If we seek for practical expression of Leighton's sympathy for decorative art, we may find it most satisfactorily in his own home as it appeared during his life. Mr. George Aitchison, R.A., designed the whole house;—even the Arab Hall being largely built from drawings made specially by him in Moorish Spain. Although the exterior of No. 2, Holland Park Road has individuality, rather than distinction, it was within that its special charms were found. One of the first things seen on entering was a striking bronze statue, "Icarus," by Mr. Alfred Gilbert; a typical instance of Leighton's generous recognition of artistic contemporaries.

In earlier pages we spoke of the Arab Hall and its Oriental enchantment. No attempt to paint the effects of such an interior in words can call it up half as clearly as the slightest actual drawing. There is a dim dome above, and a fountain falling into a great black marble basin below; there are eight little arched windows of stained glass in the dome; and there are white marble columns, whose bases are green, whose capitals are carved with rare and curious birds, supporting the arches of the alcoves. The Cairo lattice-work in the lower arched recesses lets in only so much of the hot light of midsummer (for it is in summer that one should see it to appreciate its last charm), as consists with the coolness, and the quiet, and the perfect Oriental repose, which give the chamber its spell.

THE HOUSE: THE INNER HALL

More in what we may call the highway of the house, from entrance hall to studios, is the large hall, out of which the Arab Hall leads, and from which the dark oak staircase ascends with walls tiled in blue and white. Here, on every side, one saw all manner of lovely paintings and exquisite bric-à-brac: a drawing of The Fontana della Tartarughe in Rome by Leighton's old mentor, Steinle; other bronzes and paintings, and in full view a huge stuffed peacock, which seemed to have shed some of its brilliant hues upon its surroundings.

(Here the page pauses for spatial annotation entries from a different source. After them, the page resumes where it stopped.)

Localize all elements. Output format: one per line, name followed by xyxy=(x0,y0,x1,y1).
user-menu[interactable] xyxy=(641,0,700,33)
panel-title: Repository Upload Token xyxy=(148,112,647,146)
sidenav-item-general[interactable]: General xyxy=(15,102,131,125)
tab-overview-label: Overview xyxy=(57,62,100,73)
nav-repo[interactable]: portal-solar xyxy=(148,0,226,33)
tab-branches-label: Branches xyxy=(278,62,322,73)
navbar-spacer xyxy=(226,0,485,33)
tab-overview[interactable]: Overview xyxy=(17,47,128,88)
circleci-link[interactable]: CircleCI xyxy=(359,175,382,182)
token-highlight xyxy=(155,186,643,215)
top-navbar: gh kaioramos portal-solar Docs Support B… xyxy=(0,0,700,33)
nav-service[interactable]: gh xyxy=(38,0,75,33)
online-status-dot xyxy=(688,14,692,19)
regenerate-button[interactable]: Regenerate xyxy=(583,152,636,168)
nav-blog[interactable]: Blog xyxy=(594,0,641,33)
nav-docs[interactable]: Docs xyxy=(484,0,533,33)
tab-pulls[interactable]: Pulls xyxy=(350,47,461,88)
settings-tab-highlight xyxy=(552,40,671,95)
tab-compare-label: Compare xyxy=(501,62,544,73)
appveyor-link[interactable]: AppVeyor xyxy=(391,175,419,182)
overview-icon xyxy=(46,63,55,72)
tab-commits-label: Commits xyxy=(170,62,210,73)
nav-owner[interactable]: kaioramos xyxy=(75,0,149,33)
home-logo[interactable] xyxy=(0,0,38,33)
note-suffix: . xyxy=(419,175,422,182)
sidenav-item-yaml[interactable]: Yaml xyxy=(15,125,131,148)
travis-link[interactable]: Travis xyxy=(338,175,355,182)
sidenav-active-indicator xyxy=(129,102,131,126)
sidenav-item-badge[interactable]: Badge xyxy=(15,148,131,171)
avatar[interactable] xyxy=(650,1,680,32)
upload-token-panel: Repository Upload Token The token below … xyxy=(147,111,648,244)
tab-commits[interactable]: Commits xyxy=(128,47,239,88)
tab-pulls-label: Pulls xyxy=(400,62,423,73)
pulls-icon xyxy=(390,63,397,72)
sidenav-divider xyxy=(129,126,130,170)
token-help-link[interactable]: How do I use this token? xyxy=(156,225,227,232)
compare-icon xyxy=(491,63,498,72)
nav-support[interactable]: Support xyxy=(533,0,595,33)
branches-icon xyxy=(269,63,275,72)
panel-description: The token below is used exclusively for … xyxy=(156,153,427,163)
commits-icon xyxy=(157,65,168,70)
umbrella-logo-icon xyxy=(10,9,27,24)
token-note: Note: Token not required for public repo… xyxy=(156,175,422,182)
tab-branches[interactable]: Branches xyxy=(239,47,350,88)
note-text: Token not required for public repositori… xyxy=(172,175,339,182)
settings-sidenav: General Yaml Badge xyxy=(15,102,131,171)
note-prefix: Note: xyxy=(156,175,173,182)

In the drawing-room hung many Corots and Constables, with a superb Daubigny, and a most tempting example of George Mason,—a picture of a girl driving calves on a windy hill, amid a perfect embarrassment of such artistic riches. The famous Corots, a sequence of panels, representing Morning, Noon, Evening, and Night, which cost Lord Leighton less than 1,000 francs each, were sold for 6,000 guineas for the four, at Christie's, in July, 1896. Still another small Corot, a picture of a boat afloat on a still lake, was also in this room. One of the Constables that hung there is literally historic—for it is the sketch for that famous Hay Wain which, exhibited in Paris, at once upset the classical tradition, and gave impetus to the whole modern school of French landscape. Near it was one of Constable's many pictures of Hampstead Heath,—simply a bit of dark heath against a sympathetic sky; but so painted as to be a masterpiece of its kind. These pictures were but a few of the many artfully disposed things of beauty, born in older Italy, or newer France, or in our new-old London.